Die belebte Natur
Der aufwändige Katalog mit 176 farbigen Abbildungen im Katalogteil und weiteren kleinen im Textteil wurde anlässlich einer großen Ausstellung über den norwegischen Expressionisten Edvard Munch im Museum Barberini in Potsdam veröffentlicht. "Der Schrei" dürfte in der Fassung als Lithographie oder Gemälde beinahe jedem bekannt sein. In dieser Ausstellung stehen weniger der Mensch und seine Emotionen im Zentrum als die Landschaft in ihrer eigenen Wirkkraft.
Munchs künstlerische Auseinandersetzung mit Landschaften und den Orten, an denen er häufig weilte, fanden trotz seiner beeindruckenden Gemälde bisher zu wenig Beachtung. Betrachtet man sein Werk weniger vor dem Hintergrund seiner Lebensgeschichte als "unter dem Aspekt seines Verhältnisses zu Natur und Landschaft […], erschließen sich neue Sichtweisen auf den Künstler" (S. 10), wie Jay A Clarke in ihrem Beitrag überzeugend darlegt.
Munch malte in kühner Buntheit blaugrüne Kohl- und gelbgrüne Getreidefelder, rosa-violette Thüringer Schneelandschaften, Sturm und Regen in braun und lila, norwegische Strände mit Steinen und runden Felsbrocken in blau, gelb und rosarot, die wie Augen im Mondschein oder Köpfe wirken, sich vor Früchten biegende Apfelbäume, verwilderte Gärten und dunkle Wälder. Die Natur ist lebendig und mit Bedeutung angereichert. Orte werden nicht einfach abgebildet, sondern "zu Objekten mit atmender, sinnlicher Lebenskraft." (S. 22)
Jill Lloyd analysiert vornehmlich Munchs Bilder von Kulturlandschaften und zeigt auf, wie seine Gemälde die Grenzen zwischen Natur und Mensch abtasten. Der Künstler setzt die Natur letztlich als etwas ins Bild, "das größer ist als die über sie hereinbrechenden Zerstörungskräfte der modernen Zivilisation, als etwas, auf das die Menschen keinen Einfluss haben und das sich rächen wird: Dies ist der Grund, warum seine Naturgemälde heute eine besondere Aussagekraft haben." (S. 36) Vor diesem Hintergrund interpretiert Lloyd den Schrei als ein Bild, das die Grenze zwischen Mensch und Natur überwindet. "Mensch und Natur sind zusammengeschweißt in einem Drama, das seinen Lauf nimmt und aus dem es anscheinend kein Entrinnen gibt." (S. 37)
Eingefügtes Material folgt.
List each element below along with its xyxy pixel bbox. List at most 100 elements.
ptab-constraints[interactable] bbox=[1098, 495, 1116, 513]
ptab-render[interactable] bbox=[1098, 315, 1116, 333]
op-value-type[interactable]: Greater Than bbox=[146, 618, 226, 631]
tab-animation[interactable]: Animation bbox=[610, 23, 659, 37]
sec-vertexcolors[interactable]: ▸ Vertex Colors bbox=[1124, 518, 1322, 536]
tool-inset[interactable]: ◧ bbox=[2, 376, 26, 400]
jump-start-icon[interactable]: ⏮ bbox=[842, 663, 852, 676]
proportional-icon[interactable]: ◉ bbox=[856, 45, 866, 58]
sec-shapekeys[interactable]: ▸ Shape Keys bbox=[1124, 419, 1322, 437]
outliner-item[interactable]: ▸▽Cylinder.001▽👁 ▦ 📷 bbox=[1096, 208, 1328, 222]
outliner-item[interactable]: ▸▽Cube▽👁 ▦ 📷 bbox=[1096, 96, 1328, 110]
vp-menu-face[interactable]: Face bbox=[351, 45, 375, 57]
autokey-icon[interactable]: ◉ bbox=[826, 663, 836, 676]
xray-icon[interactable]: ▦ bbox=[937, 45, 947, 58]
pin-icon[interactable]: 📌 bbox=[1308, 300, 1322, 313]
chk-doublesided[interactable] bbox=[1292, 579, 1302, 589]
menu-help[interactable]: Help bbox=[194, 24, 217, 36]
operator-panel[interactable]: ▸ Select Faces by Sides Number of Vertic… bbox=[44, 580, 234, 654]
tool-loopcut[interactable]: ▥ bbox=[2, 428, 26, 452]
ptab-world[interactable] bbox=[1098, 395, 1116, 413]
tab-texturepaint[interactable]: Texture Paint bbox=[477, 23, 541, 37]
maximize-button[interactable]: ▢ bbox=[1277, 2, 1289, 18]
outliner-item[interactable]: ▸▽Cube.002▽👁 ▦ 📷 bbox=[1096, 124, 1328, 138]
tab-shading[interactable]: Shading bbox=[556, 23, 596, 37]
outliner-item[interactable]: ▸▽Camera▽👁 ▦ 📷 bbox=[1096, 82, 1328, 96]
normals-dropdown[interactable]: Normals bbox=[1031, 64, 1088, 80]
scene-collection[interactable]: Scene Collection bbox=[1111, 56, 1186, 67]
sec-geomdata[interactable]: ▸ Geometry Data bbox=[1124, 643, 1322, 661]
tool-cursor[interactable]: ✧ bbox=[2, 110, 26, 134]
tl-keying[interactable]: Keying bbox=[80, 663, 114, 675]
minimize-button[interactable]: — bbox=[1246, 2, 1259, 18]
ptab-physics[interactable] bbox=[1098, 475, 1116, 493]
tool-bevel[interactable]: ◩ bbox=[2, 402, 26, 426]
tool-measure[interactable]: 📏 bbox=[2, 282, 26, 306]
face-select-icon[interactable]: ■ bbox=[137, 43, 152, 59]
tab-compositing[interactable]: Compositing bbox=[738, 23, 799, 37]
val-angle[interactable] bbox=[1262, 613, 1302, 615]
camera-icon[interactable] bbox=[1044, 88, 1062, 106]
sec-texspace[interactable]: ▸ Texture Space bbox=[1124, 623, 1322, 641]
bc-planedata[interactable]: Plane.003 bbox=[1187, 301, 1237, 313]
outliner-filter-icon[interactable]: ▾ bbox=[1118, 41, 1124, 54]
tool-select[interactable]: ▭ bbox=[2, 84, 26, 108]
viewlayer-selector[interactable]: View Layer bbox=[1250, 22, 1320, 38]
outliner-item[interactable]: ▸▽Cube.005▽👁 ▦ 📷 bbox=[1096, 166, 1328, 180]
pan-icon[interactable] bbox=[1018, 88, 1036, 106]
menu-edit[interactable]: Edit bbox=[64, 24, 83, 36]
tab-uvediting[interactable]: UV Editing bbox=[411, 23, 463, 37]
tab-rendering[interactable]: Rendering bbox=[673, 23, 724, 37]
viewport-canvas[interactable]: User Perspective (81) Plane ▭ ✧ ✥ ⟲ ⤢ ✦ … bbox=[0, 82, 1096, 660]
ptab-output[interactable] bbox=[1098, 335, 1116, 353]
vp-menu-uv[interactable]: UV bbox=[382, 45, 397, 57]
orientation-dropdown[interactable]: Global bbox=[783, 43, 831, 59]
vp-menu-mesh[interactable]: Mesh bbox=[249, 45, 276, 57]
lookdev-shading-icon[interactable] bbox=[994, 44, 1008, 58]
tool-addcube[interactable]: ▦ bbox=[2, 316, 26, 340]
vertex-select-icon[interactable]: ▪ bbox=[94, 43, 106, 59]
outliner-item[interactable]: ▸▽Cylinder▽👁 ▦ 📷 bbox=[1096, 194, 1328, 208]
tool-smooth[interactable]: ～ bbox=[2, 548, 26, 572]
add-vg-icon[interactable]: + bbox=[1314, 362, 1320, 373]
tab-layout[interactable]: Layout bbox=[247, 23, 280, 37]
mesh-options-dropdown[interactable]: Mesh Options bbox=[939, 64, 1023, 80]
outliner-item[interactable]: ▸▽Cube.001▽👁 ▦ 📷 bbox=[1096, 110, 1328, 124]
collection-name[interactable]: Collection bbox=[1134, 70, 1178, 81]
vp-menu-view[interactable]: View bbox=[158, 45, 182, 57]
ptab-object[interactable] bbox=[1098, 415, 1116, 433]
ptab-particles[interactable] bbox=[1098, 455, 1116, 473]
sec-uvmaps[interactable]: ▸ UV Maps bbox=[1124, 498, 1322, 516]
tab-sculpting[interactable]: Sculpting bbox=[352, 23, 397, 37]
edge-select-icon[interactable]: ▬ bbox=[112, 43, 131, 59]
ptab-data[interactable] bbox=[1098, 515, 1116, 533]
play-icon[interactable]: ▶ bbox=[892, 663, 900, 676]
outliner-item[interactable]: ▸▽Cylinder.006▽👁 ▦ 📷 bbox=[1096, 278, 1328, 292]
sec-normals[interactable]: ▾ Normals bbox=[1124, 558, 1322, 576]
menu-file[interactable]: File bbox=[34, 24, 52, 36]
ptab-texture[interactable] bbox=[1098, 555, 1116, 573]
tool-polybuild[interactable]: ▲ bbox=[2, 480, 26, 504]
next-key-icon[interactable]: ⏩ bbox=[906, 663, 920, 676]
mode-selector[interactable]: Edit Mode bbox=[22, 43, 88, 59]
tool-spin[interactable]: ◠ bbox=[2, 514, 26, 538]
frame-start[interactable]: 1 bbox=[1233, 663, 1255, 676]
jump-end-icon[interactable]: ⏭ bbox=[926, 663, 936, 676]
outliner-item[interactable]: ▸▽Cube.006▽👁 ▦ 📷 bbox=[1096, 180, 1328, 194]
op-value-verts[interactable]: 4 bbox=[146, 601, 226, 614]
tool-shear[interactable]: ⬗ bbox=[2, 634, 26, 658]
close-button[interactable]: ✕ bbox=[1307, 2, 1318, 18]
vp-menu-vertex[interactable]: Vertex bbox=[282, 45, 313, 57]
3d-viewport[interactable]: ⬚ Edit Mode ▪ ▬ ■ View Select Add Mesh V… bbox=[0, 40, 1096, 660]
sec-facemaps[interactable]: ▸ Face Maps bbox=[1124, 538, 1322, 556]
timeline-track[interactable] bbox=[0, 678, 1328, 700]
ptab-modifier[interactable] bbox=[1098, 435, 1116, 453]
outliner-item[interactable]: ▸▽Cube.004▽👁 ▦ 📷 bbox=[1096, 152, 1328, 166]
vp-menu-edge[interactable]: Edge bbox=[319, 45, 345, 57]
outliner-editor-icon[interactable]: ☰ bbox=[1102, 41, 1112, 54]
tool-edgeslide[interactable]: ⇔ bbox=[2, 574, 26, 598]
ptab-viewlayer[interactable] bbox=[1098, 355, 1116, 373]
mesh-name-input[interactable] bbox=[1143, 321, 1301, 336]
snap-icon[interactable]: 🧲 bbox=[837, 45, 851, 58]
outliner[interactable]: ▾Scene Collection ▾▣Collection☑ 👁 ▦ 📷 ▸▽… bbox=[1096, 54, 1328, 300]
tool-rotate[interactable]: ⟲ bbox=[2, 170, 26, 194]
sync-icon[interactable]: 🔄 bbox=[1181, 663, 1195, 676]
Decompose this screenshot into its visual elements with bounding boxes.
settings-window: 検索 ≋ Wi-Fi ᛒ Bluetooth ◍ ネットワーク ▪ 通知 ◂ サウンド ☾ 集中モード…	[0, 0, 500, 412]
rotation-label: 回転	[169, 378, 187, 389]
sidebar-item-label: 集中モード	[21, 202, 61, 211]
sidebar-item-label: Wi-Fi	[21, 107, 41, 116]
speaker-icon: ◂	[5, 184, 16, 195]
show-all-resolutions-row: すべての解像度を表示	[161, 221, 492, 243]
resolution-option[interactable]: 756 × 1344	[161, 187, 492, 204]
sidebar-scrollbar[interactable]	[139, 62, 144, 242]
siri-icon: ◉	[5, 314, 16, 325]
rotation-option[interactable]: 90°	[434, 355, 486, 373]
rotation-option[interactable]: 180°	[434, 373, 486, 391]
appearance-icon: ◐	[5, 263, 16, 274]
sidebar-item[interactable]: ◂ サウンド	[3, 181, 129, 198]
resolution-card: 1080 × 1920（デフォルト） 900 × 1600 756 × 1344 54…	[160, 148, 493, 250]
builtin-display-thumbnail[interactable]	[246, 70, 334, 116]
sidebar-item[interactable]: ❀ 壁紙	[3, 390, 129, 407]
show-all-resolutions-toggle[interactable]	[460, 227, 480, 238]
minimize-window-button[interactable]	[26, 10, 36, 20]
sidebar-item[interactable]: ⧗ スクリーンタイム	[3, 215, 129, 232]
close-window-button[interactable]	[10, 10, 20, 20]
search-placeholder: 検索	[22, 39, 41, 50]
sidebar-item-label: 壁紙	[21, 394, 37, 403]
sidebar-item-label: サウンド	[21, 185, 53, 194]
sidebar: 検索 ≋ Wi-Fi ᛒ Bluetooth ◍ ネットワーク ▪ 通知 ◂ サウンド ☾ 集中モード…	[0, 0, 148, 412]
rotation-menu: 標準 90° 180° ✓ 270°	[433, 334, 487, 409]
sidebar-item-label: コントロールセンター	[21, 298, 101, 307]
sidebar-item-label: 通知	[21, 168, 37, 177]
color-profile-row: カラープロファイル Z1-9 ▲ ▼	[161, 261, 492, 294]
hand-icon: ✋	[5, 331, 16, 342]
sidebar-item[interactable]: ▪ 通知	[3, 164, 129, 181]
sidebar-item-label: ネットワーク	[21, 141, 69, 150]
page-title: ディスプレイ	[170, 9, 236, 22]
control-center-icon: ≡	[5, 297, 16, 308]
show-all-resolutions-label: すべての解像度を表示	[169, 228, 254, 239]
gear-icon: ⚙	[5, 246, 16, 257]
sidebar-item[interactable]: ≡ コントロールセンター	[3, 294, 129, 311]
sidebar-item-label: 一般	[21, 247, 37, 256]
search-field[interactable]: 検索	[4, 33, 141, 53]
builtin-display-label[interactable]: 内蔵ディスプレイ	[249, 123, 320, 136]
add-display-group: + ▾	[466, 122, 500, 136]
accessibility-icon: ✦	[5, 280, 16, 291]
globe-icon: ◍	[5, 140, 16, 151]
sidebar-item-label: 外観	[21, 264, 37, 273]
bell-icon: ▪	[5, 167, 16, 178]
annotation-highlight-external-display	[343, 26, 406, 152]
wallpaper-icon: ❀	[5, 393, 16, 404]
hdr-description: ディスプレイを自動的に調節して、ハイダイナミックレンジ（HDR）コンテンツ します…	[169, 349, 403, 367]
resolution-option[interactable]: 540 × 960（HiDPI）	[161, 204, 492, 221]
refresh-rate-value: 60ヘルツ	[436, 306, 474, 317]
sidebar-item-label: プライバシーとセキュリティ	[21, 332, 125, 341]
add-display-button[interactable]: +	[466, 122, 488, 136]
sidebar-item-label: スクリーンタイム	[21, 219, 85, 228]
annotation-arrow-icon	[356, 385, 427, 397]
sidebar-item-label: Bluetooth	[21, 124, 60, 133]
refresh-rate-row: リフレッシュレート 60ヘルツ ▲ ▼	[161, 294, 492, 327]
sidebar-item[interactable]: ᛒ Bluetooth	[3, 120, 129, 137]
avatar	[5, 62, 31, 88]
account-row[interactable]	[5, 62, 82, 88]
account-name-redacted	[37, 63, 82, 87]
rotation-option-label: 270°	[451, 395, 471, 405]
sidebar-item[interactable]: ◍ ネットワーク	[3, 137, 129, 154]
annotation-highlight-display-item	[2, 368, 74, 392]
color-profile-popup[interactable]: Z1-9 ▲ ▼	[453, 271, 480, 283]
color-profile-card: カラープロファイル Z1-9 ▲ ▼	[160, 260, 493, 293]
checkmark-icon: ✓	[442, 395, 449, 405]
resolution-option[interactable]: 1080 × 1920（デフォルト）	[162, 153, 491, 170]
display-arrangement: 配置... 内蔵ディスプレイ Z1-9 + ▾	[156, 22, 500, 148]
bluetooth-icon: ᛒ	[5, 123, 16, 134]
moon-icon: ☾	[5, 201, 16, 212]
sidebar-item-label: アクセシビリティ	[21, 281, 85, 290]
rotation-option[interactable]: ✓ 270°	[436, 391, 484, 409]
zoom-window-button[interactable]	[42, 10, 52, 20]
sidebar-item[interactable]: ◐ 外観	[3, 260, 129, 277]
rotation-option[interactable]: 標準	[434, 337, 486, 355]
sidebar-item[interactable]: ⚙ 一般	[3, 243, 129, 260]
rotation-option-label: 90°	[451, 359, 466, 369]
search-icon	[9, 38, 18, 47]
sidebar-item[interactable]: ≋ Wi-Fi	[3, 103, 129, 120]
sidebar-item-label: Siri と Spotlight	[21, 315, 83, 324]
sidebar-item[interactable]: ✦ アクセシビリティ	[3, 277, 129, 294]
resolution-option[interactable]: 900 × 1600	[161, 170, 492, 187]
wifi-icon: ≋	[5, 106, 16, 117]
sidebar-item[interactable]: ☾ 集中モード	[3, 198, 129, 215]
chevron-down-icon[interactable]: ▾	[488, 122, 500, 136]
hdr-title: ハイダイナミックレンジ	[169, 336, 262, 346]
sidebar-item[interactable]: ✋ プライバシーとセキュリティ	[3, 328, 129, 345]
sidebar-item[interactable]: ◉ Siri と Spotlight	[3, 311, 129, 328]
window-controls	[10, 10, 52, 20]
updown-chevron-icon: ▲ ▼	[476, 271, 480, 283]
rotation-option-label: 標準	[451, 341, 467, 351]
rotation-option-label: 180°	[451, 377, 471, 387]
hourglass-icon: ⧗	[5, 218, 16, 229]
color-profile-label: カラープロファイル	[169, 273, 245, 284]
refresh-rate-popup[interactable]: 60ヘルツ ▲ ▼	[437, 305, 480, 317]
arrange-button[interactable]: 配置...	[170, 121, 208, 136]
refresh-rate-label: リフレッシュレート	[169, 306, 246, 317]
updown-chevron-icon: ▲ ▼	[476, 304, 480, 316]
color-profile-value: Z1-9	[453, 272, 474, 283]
Wie sich Munchs monistische Weltsicht, derzufolge "alles Seiende ewiger Teil eines universellen Ganzen ist" (S. 54) im Werk des Malers zu erkennen gibt, erläutert Trine Otte Bak Nielsen. Die Vorstellung von Kristallisation als "Bindeglied zwischen Leben und Tod" spiegelt sich in vielen Bildern Munchs, in denen Verstorbene in ein lichtes Reich der Kristalle übergehen, aus denen später wieder neues Leben erwächst: "Auch im härtesten Stein ist Leben", nichts ist tot, "die Materie lebt", so Munch in seinen Aufzeichnungen 1927 bis 1934.
Für Arne Johan Vetlesen hingegen ist die Natur in Munchs Bildern "Kulisse und stumme Zeugin des Schmerzes, den der Mensch in seinem Leben erfährt". Er schließt sich somit der vorherrschenden und eher konventionellen Auffassung an, dass der Maler "die menschlichen Dramen […] nachdrücklich in den Vordergrund stellte" (S. 61).
Insgesamt handelt es sich um eine sehr empfehlenswerte Lektüre und ein spannendes und schönes Buch, das dem Leser und Betrachter den Zugang zu Munchs Bildern erleichtert.